In the detection of soil Organic Carbon a known weight of soil is heated with an excess volume of standard K2Cr2O7 in the presence of Con. H2SO4. The soil is slowly digested at the low temperature by the heat of dilution of H2SO4 and the organic carbon in the soil is thus oxidized to CO2. The highest temperature attained by the heat of dilution reaction produced with the addition of Con. H2SO4 is approximately 12oC which is sufficient to oxidize the active forms of the soil organic carbon but not the more inert forms of carbon that may be present. The excess of K2Cr2O7 not reduced by organic matter is titrated against a standard solution of Ferrous Ammonium Sulphate in the presence of Phosphoric acid and Diphenylamine as indicator. While the actual measurement of oxidisable Organic Carbon, the data are normally converted to percentage organic matter using a constant factor, assuming that organic matter contains 58% Organic Carbon. However, as this proportion is not in fact constant, we prefer to report as oxidisable Organic Carbon, or multiplied by 1.334 as Organic Carbon.

 

Significance:

 

The term ‘Organic Matter in Soil’ embraces the whole known mineral fraction of soil and consists essentially of a series of products, which range from decayed plant and animal tissues to fairly amorphous brown to black material normally defined as ‘soil humus’

 

    

 

Organic matter also contains living and dead microbial tissues, microbially synthesized compound and derivatives of these materials produced as a result of microbial decay.

 

 

The role of soil organic matter, in relation to soil fertility and physical conditions.
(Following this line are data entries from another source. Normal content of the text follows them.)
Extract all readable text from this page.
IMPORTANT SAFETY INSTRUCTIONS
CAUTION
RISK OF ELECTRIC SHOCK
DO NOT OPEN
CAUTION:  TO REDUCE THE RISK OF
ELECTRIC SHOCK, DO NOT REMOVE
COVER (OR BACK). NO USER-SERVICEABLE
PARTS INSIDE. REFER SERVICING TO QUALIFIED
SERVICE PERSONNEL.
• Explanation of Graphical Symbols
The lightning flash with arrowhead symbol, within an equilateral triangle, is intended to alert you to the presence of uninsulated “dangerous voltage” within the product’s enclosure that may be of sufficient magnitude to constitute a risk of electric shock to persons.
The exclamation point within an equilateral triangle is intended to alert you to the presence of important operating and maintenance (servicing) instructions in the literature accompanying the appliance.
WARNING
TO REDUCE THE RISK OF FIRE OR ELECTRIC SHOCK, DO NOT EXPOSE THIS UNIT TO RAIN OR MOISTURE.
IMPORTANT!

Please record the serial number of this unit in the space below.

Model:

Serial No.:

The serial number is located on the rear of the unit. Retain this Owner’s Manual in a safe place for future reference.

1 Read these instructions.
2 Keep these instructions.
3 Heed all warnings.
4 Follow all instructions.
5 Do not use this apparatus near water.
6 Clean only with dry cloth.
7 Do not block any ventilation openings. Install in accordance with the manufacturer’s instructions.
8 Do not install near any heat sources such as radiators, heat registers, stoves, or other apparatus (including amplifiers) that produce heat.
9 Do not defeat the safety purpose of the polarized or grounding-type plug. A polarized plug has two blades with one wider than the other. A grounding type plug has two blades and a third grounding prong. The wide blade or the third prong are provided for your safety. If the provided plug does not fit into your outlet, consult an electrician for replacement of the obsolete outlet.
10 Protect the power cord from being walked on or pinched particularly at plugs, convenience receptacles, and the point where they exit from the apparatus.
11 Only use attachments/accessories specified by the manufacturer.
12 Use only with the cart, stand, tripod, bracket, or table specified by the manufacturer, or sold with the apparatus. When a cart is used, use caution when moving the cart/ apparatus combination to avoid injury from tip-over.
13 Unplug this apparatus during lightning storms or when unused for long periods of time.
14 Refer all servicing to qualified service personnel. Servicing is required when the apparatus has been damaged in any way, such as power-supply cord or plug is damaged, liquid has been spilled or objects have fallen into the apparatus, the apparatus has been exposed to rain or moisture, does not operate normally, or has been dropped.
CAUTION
Sources of plant nutrients which are released in assimilated forms during microbial degradation. Soil organic matter contains 5 % Nitrogen, 0.5 % each of Phosphorus and Sulfur. Thereby having the ratio of 10:1. The organic matter of a soil is estimated by the amount of Carbon present, as this element represents on an average, 52-58 % of the organic matter and the C: N ratio is 10-15.